To get started, round up the following ingredients: 4 1/4 cups of all purpose flour; 4 1/2 teaspoons salt; 3 cups of water (at room temperature); 2 teaspoons of fresh yeast; and enough vegetable oil to grease the bread pans before baking.

Mix the flour and water in a large standing mixer (the easiest way) or mix in a large mixing bowl, folding the mixture over and over until it’s fully mixed together. Cover the top of the bowl with plastic wrap and let the dough sit for 45 minutes to 1 hour.

Once the dough has rested for an hour, mix in the salt and fresh yeast and mix until both ingredients are fully incorporated into the mixture. Keep mixing by hand until the dough feels bouncy. Next, lightly oil a mixing bowl with vegetable oil.
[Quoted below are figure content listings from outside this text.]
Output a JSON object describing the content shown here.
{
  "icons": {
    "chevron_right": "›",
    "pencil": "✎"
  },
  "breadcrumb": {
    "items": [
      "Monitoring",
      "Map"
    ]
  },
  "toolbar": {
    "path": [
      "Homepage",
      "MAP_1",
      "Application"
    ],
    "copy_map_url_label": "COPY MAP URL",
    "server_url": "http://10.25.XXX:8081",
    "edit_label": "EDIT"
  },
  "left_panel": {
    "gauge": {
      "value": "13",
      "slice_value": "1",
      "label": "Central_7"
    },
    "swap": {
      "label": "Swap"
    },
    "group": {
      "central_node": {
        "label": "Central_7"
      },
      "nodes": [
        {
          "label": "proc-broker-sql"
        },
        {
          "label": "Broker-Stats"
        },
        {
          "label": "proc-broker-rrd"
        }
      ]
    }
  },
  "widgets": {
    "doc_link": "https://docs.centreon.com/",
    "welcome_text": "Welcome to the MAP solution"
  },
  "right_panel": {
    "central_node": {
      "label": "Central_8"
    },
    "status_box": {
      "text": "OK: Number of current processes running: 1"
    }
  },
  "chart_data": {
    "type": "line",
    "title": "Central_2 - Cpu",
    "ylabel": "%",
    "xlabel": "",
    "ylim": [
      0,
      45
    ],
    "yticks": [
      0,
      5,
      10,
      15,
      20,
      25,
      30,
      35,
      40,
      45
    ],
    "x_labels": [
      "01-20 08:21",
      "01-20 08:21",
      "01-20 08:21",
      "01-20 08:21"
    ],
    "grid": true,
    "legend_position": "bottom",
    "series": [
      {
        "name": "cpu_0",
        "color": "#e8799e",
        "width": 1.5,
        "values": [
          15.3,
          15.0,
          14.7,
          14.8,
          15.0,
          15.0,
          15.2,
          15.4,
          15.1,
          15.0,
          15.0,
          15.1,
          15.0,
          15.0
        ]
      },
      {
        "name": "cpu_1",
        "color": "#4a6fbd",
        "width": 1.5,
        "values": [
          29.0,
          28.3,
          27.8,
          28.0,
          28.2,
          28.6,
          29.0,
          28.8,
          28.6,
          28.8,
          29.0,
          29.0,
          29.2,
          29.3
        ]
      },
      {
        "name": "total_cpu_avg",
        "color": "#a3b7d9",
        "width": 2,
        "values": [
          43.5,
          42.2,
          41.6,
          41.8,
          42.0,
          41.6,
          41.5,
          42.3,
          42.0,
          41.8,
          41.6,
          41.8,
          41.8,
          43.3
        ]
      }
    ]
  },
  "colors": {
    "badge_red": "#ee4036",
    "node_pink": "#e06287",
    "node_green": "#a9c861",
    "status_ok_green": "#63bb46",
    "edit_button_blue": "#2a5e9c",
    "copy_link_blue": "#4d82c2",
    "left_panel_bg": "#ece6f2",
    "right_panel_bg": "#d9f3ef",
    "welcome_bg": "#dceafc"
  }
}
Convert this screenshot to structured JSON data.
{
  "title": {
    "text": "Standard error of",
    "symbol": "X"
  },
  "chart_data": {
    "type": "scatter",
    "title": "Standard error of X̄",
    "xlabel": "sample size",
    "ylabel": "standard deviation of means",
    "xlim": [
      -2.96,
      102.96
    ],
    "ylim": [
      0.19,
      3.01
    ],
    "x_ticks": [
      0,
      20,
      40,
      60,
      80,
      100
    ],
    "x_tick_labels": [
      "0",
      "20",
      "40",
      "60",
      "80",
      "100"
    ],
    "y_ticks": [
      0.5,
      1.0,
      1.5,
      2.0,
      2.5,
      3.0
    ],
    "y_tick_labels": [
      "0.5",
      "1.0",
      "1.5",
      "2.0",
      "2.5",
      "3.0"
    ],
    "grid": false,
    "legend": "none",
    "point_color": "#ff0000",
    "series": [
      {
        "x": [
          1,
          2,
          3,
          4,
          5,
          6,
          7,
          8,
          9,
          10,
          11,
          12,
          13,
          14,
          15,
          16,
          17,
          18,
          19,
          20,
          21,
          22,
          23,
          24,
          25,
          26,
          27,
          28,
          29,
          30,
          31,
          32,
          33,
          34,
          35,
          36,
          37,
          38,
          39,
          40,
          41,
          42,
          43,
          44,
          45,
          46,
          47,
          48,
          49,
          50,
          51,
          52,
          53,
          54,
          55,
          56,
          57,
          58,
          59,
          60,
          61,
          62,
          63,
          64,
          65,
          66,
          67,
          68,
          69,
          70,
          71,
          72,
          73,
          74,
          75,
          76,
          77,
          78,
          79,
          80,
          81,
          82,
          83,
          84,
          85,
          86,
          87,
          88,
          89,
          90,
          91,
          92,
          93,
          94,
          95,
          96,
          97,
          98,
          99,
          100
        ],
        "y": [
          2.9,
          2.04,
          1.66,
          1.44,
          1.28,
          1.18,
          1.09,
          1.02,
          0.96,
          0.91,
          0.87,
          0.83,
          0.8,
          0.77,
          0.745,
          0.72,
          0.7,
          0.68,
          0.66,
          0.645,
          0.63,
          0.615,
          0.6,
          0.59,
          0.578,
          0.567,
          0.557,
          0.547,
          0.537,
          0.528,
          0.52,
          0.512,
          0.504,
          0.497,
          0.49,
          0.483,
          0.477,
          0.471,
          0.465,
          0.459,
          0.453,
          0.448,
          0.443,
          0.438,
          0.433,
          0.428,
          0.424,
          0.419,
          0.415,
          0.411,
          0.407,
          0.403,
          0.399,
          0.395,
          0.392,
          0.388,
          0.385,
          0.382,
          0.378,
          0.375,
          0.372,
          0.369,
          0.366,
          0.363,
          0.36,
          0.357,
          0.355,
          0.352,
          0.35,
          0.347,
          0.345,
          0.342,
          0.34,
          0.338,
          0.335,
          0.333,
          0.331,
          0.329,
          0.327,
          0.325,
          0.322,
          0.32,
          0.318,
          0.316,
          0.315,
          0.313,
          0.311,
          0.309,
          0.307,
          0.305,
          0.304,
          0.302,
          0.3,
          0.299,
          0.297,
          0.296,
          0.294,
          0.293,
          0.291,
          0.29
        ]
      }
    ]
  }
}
Carefully move the dough into the oiled bowl and cover with plastic wrap. Let it sit for 30 minutes, and then carefully fold the dough in half, re-cover with plastic wrap and let it sit for 1.5 to 2 hours or until the dough has doubled in volume.

Dust a cutting board (or flat work counter) lightly with flour and transfer the dough to it. Split the dough into half, and roll each into the shape of a ball. Dust lightly with flour, cover, and allow to sit for 15 minutes. The dough may lose its shape, so reshape each into a ball, cover, and refrigerate for an hour or until the dough has again doubled in size.

Preheat oven to 500 degrees (but make sure not to use the convection setting on your oven). Add one loaf of dough to a dutch oven. Use a knife to make two parallel scores in the top of the bread. Lightly spritz the top of the dough, with the scores, with water. Cover the dough and bake for 15 minutes. After 15 minutes, lower the oven temperature to 450 degrees and bake for another 15 minutes. Finally, uncover dough completely and bake for an additional 15 minutes or until top is dark brown and crusty. Let cool for an hour before slicing and eating.